The third paragraph of this article originally described inaccurate units of measure. These have been corrected below, per Michael Cohen, ISMP. Drug Topics regrets the error and thanks the readers who brought it to our attention.

The Institute for Safe Medication Practices (ISMP) is warning pharmacists, physicians, and nurses against misadministration of insulin through inappropriate dosing and treatment of hyperkalemia.

Several cases of misadministration by nurses and one case of misadministration by a pharmacist have been reported to ISMP. “Most of the human errors were associated with knowledge deficits regarding insulin concentration (specifically that ‘U-100’ means the concentration is 100 units per mL), the differences between insulin syringes and other parenteral syringes, and a perceived urgency with treating hyperkalemia,” said Michael Cohen, president of ISMP.

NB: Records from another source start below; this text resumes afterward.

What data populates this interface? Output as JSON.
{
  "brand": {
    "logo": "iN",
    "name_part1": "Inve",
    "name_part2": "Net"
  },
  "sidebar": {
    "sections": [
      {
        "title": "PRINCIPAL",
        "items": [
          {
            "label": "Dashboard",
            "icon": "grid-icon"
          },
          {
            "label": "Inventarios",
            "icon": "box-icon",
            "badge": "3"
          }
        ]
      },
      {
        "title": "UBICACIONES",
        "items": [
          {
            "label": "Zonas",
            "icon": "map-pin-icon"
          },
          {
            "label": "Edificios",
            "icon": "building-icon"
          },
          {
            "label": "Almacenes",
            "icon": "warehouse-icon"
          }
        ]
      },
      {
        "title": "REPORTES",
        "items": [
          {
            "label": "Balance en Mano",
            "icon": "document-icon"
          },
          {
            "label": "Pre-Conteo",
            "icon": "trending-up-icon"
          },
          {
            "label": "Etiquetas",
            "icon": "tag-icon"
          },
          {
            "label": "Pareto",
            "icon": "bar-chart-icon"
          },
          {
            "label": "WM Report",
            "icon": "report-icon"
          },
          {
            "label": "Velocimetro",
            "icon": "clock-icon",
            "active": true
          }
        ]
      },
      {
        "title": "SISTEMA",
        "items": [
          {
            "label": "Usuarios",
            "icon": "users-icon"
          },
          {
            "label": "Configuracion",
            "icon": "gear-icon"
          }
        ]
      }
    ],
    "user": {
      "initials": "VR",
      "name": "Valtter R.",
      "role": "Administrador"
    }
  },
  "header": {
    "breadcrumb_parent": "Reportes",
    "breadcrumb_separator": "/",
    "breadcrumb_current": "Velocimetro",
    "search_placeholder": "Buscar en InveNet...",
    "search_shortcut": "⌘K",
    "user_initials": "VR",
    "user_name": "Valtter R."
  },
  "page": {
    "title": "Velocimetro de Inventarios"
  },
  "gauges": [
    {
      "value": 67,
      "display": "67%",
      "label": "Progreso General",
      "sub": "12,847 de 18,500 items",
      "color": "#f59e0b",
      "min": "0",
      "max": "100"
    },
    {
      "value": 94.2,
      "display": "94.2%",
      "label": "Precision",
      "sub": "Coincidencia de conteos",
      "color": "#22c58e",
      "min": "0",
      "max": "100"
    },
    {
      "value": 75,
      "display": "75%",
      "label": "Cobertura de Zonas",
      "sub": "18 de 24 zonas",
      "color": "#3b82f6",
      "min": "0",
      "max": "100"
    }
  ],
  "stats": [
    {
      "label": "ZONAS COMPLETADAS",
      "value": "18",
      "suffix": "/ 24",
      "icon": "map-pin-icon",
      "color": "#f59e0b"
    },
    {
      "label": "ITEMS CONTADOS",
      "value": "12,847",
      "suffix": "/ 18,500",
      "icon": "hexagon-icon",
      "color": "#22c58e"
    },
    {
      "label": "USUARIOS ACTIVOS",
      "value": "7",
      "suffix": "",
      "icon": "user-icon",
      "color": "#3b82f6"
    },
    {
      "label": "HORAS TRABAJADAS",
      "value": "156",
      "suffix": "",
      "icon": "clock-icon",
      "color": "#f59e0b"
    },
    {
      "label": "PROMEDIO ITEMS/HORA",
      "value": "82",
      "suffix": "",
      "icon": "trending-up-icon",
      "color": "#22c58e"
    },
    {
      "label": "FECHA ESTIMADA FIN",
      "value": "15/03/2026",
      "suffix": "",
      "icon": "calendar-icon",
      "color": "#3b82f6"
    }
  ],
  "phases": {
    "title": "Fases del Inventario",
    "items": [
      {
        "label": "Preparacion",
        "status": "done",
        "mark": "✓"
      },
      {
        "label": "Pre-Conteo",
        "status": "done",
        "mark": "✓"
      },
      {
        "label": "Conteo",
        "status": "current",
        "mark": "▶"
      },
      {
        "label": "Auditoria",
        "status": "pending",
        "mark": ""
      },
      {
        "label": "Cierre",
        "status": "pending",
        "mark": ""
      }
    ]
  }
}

On insulin syringes, larger hashmarks measure increments of 0.1 mL, with smaller measures marked in between. When inexperienced pharmacists and nurses look at a syringe, they may assume that the large hashmarks signify 1 unit, Cohen said. A pharmacist intending to prepare a 4-unit dose of insulin may in fact be preparing a 0.4-mL or 40-unit dose.

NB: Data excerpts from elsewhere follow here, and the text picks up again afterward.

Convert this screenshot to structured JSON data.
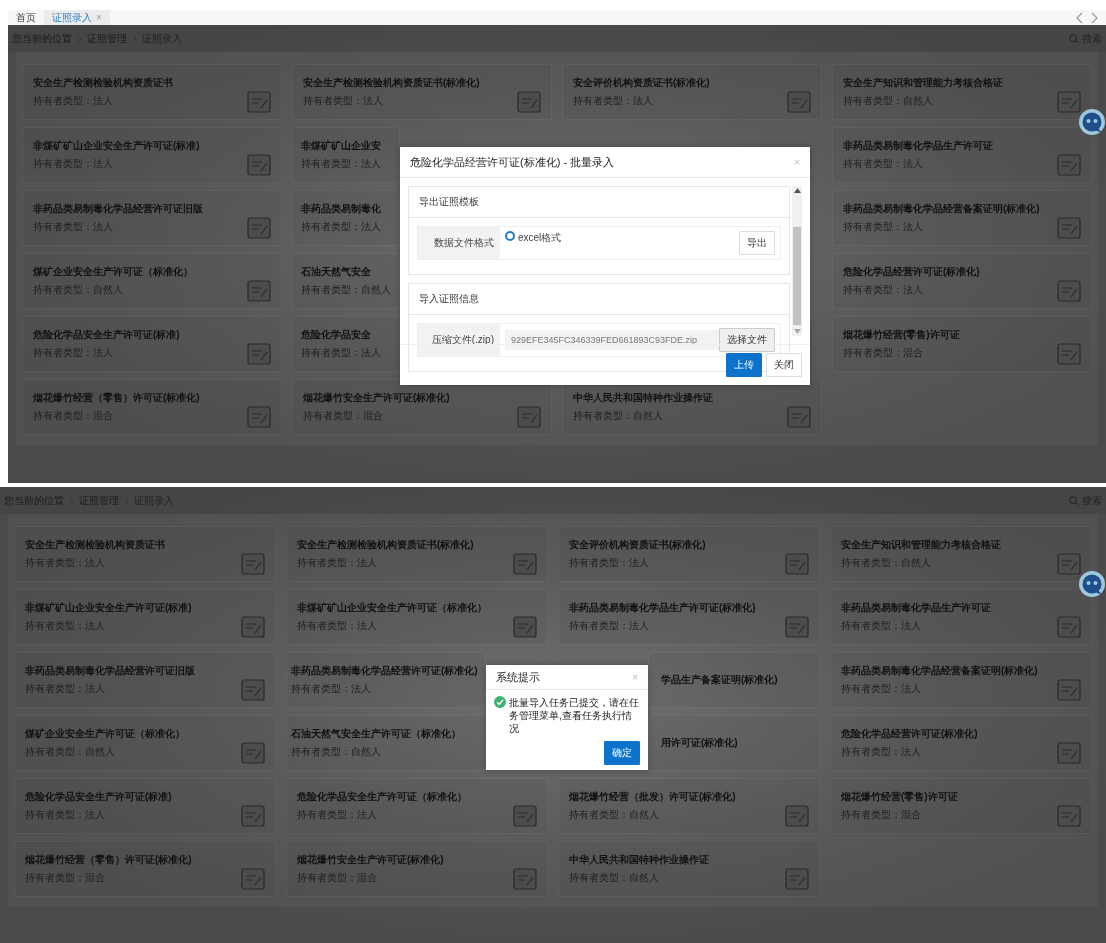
{
  "screens": [
    {
      "tabs": [
        {
          "label": "首页",
          "selected": false
        },
        {
          "label": "证照录入",
          "close": "×",
          "selected": true
        }
      ],
      "breadcrumb": [
        "您当前的位置",
        "证照管理",
        "证照录入"
      ],
      "search_label": "搜索",
      "cards": [
        {
          "kind": "full",
          "title": "安全生产检测检验机构资质证书",
          "holder": "持有者类型：法人"
        },
        {
          "kind": "full",
          "title": "安全生产检测检验机构资质证书(标准化)",
          "holder": "持有者类型：法人"
        },
        {
          "kind": "full",
          "title": "安全评价机构资质证书(标准化)",
          "holder": "持有者类型：法人"
        },
        {
          "kind": "full",
          "title": "安全生产知识和管理能力考核合格证",
          "holder": "持有者类型：自然人"
        },
        {
          "kind": "full",
          "title": "非煤矿矿山企业安全生产许可证(标准)",
          "holder": "持有者类型：法人"
        },
        {
          "kind": "cut",
          "title": "非煤矿矿山企业安",
          "holder": "持有者类型：法人"
        },
        {
          "kind": "hidden"
        },
        {
          "kind": "full",
          "title": "非药品类易制毒化学品生产许可证",
          "holder": "持有者类型：法人"
        },
        {
          "kind": "full",
          "title": "非药品类易制毒化学品经营许可证旧版",
          "holder": "持有者类型：法人"
        },
        {
          "kind": "cut",
          "title": "非药品类易制毒化",
          "holder": "持有者类型：法人"
        },
        {
          "kind": "hidden"
        },
        {
          "kind": "full",
          "title": "非药品类易制毒化学品经营备案证明(标准化)",
          "holder": "持有者类型：法人"
        },
        {
          "kind": "full",
          "title": "煤矿企业安全生产许可证（标准化）",
          "holder": "持有者类型：自然人"
        },
        {
          "kind": "cut",
          "title": "石油天然气安全",
          "holder": "持有者类型：自然人"
        },
        {
          "kind": "hidden"
        },
        {
          "kind": "full",
          "title": "危险化学品经营许可证(标准化)",
          "holder": "持有者类型：法人"
        },
        {
          "kind": "full",
          "title": "危险化学品安全生产许可证(标准)",
          "holder": "持有者类型：法人"
        },
        {
          "kind": "cut",
          "title": "危险化学品安全",
          "holder": "持有者类型：法人"
        },
        {
          "kind": "hidden"
        },
        {
          "kind": "full",
          "title": "烟花爆竹经营(零售)许可证",
          "holder": "持有者类型：混合"
        },
        {
          "kind": "full",
          "title": "烟花爆竹经营（零售）许可证(标准化)",
          "holder": "持有者类型：混合"
        },
        {
          "kind": "full",
          "title": "烟花爆竹安全生产许可证(标准化)",
          "holder": "持有者类型：混合"
        },
        {
          "kind": "full",
          "title": "中华人民共和国特种作业操作证",
          "holder": "持有者类型：自然人"
        }
      ],
      "dialog": {
        "kind": "batch_import",
        "title": "危险化学品经营许可证(标准化) - 批量录入",
        "close": "×",
        "sections": [
          {
            "kind": "export",
            "heading": "导出证照模板",
            "label": "数据文件格式",
            "option": {
              "label": "excel格式",
              "selected": true
            },
            "button": "导出"
          },
          {
            "kind": "import",
            "heading": "导入证照信息",
            "label": "压缩文件(.zip)",
            "value": "929EFE345FC346339FED661893C93FDE.zip",
            "button": "选择文件"
          }
        ],
        "buttons": [
          {
            "label": "上传",
            "primary": true
          },
          {
            "label": "关闭",
            "primary": false
          }
        ]
      }
    },
    {
      "breadcrumb": [
        "您当前的位置",
        "证照管理",
        "证照录入"
      ],
      "search_label": "搜索",
      "cards": [
        {
          "kind": "full",
          "title": "安全生产检测检验机构资质证书",
          "holder": "持有者类型：法人"
        },
        {
          "kind": "full",
          "title": "安全生产检测检验机构资质证书(标准化)",
          "holder": "持有者类型：法人"
        },
        {
          "kind": "full",
          "title": "安全评价机构资质证书(标准化)",
          "holder": "持有者类型：法人"
        },
        {
          "kind": "full",
          "title": "安全生产知识和管理能力考核合格证",
          "holder": "持有者类型：自然人"
        },
        {
          "kind": "full",
          "title": "非煤矿矿山企业安全生产许可证(标准)",
          "holder": "持有者类型：法人"
        },
        {
          "kind": "full",
          "title": "非煤矿矿山企业安全生产许可证（标准化）",
          "holder": "持有者类型：法人"
        },
        {
          "kind": "full",
          "title": "非药品类易制毒化学品生产许可证(标准化)",
          "holder": "持有者类型：法人"
        },
        {
          "kind": "full",
          "title": "非药品类易制毒化学品生产许可证",
          "holder": "持有者类型：法人"
        },
        {
          "kind": "full",
          "title": "非药品类易制毒化学品经营许可证旧版",
          "holder": "持有者类型：法人"
        },
        {
          "kind": "cut",
          "title": "非药品类易制毒化学品经营许可证(标准化)",
          "holder": "持有者类型：法人"
        },
        {
          "kind": "tail",
          "title": "学品生产备案证明(标准化)"
        },
        {
          "kind": "full",
          "title": "非药品类易制毒化学品经营备案证明(标准化)",
          "holder": "持有者类型：法人"
        },
        {
          "kind": "full",
          "title": "煤矿企业安全生产许可证（标准化）",
          "holder": "持有者类型：自然人"
        },
        {
          "kind": "cut",
          "title": "石油天然气安全生产许可证（标准化）",
          "holder": "持有者类型：自然人"
        },
        {
          "kind": "tail",
          "title": "用许可证(标准化)"
        },
        {
          "kind": "full",
          "title": "危险化学品经营许可证(标准化)",
          "holder": "持有者类型：法人"
        },
        {
          "kind": "full",
          "title": "危险化学品安全生产许可证(标准)",
          "holder": "持有者类型：法人"
        },
        {
          "kind": "full",
          "title": "危险化学品安全生产许可证（标准化）",
          "holder": "持有者类型：法人"
        },
        {
          "kind": "full",
          "title": "烟花爆竹经营（批发）许可证(标准化)",
          "holder": "持有者类型：自然人"
        },
        {
          "kind": "full",
          "title": "烟花爆竹经营(零售)许可证",
          "holder": "持有者类型：混合"
        },
        {
          "kind": "full",
          "title": "烟花爆竹经营（零售）许可证(标准化)",
          "holder": "持有者类型：混合"
        },
        {
          "kind": "full",
          "title": "烟花爆竹安全生产许可证(标准化)",
          "holder": "持有者类型：混合"
        },
        {
          "kind": "full",
          "title": "中华人民共和国特种作业操作证",
          "holder": "持有者类型：自然人"
        }
      ],
      "dialog": {
        "kind": "alert",
        "title": "系统提示",
        "close": "×",
        "message": "批量导入任务已提交，请在任务管理菜单,查看任务执行情况",
        "buttons": [
          {
            "label": "确定",
            "primary": true
          }
        ]
      }
    }
  ]
}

In one case reported to ISMP, a pharmacist prepared an insulin infusion in a 10 units/mL concentration instead of the required 1 unit/mL concentration. “A 10 mL multiple-dose vial of insulin can essentially contain up to 100 doses or more,” Cohen said.

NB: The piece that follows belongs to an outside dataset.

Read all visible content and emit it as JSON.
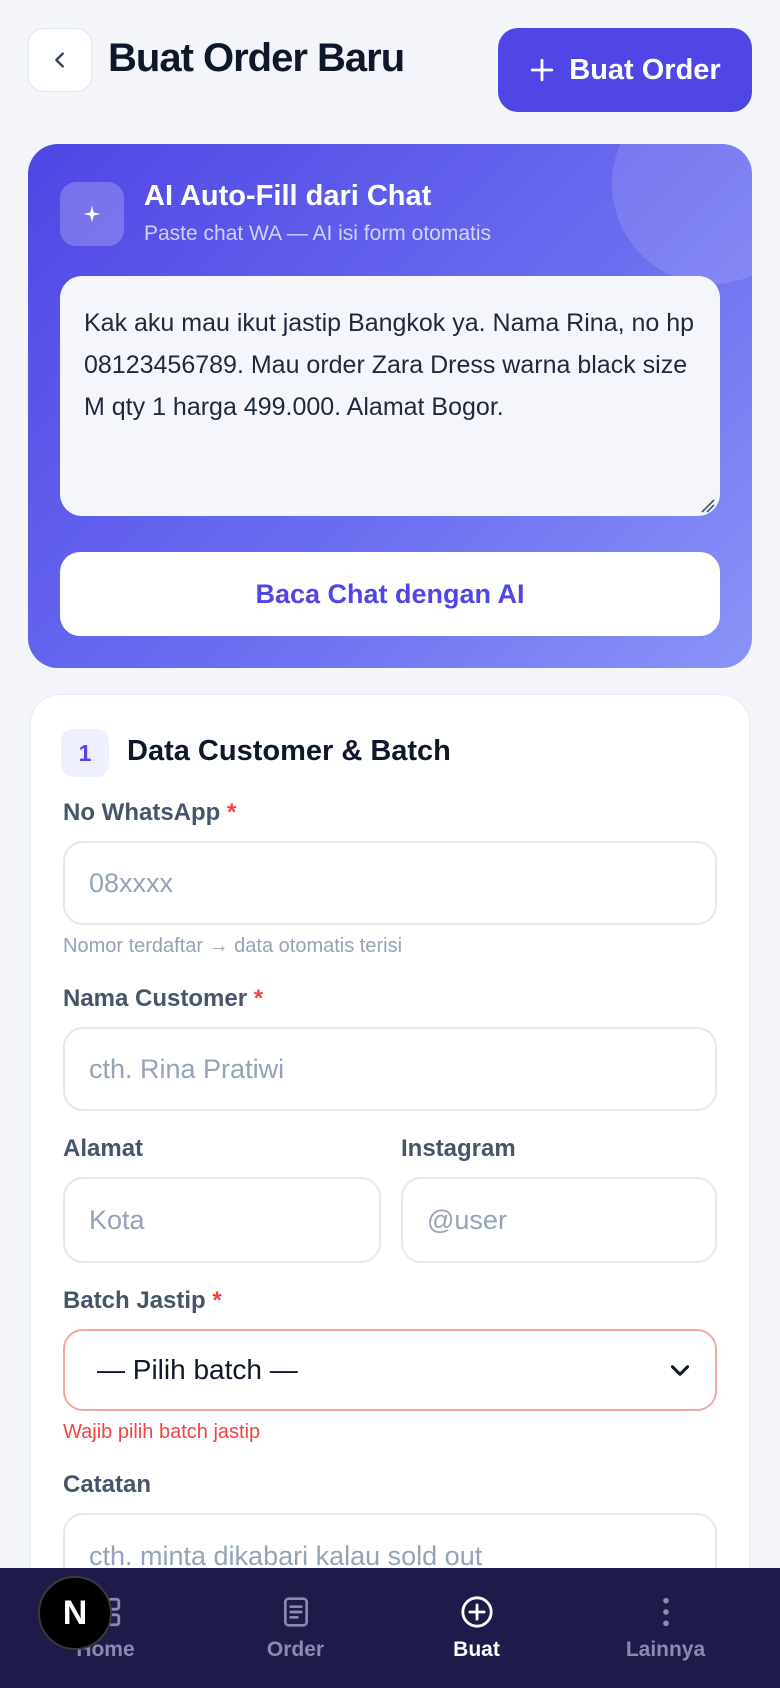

In another case, at a time when the hospital pharmacy was closed, a physician ordered an IV insulin infusion for a patient. A new graduate nurse was asked to prepare a 1:1 (1 unit/mL) insulin infusion. An experienced nurse who checked the solution failed to notice that the graduate nurse had drawn 10 mL (1,000 units) of insulin into a syringe and added that amount to a 100 mL bag of 0.9% sodium chloride. “When the error was discovered, the patient had already received 160 units of insulin over several hours instead of the prescribed 16 units,” Cohen said. The patient’s blood glucose level dropped as low as 13 mg/dL. He was treated and experienced no additional adverse effects.

To prevent insulin errors, insulin doses should be prepared only by insulin syringe, and only pharmacists who are skilled with using insulin syringes should prepare insulin doses. “Sometimes, the pharmacists aren’t as familiar with the insulin syringes as they should be,” Cohen said.